Australopithecus afarensis Johanson in Hinrichsen (New Sci. 78(1105):571, 1978) is now accepted by many workers as an East African early hominid species showing marked sexual dimorphism dating to between 2.8 and 3.8 million years before present (my BP) and possibly as early as 5.0 my BP. It is best known in the latter part of this time range, at Hadar, and is here most phenetically similar to the South African A. africanus.
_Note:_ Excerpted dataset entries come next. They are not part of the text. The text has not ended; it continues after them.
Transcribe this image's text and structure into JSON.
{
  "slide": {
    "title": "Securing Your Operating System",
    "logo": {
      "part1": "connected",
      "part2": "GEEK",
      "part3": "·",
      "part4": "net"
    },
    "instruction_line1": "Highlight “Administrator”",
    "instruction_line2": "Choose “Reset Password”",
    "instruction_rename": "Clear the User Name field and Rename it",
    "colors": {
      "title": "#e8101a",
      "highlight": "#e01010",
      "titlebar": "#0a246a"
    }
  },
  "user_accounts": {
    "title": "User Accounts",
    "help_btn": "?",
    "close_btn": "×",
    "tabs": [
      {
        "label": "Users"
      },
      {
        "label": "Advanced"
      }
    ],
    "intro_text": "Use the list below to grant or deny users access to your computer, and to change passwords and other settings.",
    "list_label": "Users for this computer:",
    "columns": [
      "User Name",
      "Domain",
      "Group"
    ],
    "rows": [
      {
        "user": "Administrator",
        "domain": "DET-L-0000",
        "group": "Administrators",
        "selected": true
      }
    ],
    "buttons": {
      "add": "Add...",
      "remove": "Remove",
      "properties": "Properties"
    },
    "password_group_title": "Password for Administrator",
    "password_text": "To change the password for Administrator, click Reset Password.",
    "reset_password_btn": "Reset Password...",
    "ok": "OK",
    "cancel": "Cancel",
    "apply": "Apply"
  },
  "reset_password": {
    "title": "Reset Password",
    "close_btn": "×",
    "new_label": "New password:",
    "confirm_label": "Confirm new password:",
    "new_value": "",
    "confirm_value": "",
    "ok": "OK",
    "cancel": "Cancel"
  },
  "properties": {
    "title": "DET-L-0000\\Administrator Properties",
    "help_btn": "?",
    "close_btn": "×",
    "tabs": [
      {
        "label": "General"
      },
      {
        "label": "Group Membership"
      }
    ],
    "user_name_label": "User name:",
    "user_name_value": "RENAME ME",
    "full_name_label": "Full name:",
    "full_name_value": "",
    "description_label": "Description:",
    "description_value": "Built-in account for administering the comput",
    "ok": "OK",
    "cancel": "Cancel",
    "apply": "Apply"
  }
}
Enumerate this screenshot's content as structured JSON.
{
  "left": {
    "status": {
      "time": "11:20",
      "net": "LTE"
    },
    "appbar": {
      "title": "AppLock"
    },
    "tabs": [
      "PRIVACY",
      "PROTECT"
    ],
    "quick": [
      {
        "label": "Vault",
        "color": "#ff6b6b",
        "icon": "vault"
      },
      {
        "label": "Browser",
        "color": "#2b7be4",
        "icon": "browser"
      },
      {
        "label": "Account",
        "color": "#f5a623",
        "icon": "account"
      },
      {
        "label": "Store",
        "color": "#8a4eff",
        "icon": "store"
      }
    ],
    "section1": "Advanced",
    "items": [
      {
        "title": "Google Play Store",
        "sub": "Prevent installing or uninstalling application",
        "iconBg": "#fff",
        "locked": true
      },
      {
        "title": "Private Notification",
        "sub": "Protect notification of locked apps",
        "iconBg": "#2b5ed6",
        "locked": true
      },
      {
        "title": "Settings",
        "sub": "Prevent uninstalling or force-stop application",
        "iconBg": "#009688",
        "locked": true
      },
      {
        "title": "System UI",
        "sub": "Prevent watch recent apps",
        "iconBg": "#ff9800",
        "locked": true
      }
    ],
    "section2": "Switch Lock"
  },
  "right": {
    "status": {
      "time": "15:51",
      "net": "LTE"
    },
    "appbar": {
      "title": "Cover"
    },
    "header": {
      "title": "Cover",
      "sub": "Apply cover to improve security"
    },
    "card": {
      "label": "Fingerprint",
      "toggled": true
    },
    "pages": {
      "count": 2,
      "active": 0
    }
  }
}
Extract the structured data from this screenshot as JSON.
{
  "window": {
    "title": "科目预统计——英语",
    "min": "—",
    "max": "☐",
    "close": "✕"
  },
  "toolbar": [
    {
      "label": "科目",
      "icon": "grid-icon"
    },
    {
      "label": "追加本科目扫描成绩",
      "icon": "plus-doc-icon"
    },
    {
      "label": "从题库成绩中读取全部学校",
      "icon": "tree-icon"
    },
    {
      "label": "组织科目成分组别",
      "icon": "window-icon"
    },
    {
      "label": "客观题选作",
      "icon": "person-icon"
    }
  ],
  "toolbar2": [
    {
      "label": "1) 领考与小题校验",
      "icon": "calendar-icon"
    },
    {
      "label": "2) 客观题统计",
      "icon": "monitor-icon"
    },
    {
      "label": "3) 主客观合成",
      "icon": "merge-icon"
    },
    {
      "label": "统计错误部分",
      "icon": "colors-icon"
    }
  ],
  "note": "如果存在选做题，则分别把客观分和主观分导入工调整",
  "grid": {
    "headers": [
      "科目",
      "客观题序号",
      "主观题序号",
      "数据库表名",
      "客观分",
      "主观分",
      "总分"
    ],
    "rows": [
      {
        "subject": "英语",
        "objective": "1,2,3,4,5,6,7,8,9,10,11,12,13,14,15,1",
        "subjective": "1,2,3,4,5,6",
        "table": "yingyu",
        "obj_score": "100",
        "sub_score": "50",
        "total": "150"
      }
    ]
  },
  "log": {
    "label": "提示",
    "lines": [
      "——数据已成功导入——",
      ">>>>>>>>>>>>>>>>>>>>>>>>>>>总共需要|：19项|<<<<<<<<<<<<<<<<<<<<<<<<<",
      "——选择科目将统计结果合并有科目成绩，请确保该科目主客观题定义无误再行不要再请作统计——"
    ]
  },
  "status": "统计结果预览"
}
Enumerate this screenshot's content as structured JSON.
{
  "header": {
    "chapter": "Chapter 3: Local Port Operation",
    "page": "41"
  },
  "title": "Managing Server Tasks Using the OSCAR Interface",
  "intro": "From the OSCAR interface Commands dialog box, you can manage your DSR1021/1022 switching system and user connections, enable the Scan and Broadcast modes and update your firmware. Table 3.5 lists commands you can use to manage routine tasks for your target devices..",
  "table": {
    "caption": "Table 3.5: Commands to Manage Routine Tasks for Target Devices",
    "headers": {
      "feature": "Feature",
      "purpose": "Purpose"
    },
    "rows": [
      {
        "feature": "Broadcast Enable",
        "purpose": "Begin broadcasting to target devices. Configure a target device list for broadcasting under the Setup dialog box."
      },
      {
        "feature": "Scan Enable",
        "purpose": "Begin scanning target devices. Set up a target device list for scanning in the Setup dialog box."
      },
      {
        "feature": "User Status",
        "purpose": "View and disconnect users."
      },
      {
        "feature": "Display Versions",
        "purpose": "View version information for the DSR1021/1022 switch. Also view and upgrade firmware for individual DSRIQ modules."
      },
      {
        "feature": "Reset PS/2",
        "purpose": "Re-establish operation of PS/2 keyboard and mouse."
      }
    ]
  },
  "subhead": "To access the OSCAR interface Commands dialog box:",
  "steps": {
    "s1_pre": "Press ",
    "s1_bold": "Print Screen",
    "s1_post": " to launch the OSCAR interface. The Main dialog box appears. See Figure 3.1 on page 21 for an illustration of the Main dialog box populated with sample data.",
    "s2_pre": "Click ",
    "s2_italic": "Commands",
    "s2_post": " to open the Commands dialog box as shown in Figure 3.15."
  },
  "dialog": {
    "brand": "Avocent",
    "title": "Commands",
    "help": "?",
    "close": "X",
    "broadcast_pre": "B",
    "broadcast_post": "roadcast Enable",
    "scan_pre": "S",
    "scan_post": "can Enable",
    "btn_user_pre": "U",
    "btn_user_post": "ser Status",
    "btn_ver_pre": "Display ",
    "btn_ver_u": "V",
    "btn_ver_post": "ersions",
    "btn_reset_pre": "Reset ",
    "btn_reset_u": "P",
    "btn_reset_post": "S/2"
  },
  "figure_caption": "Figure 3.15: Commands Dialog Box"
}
In the earlier part of its time range, at Laetoli and Middle Awash, the morphology of the species is less well known. Much debate has surrounded the taxonomy, dating, morphological adaptations, and phylogenetic interpretation of the Laetoli and Hadar hominids. Some questions, such as the geological age of the sites, are close to resolution. Other questions hinge on whether the Laetoli and Hadar fossil samples are drawn from one biological population or species or from more than one. At present the balance of evidence suggests attribution of the Laetoli and Hadar fossils to a single species. Different emphases in functional morphological studies have led to differences in interpretations of taxonomy, phylogeny, function, and behavior. Various lines of evidence document that A. afarensis engaged in humanlike bipedal locomotion, but its postcranial morphology also documents that the species' locomotor adaptation differed from that of Homo, perhaps toward a more climbing and arboreal adaptation. Cladistic relations between A. afarensis and A. robustus/boisei are unresolved. A. afarensis does appear to be an appropriate ancestor for the A. africanus-Homo lineage.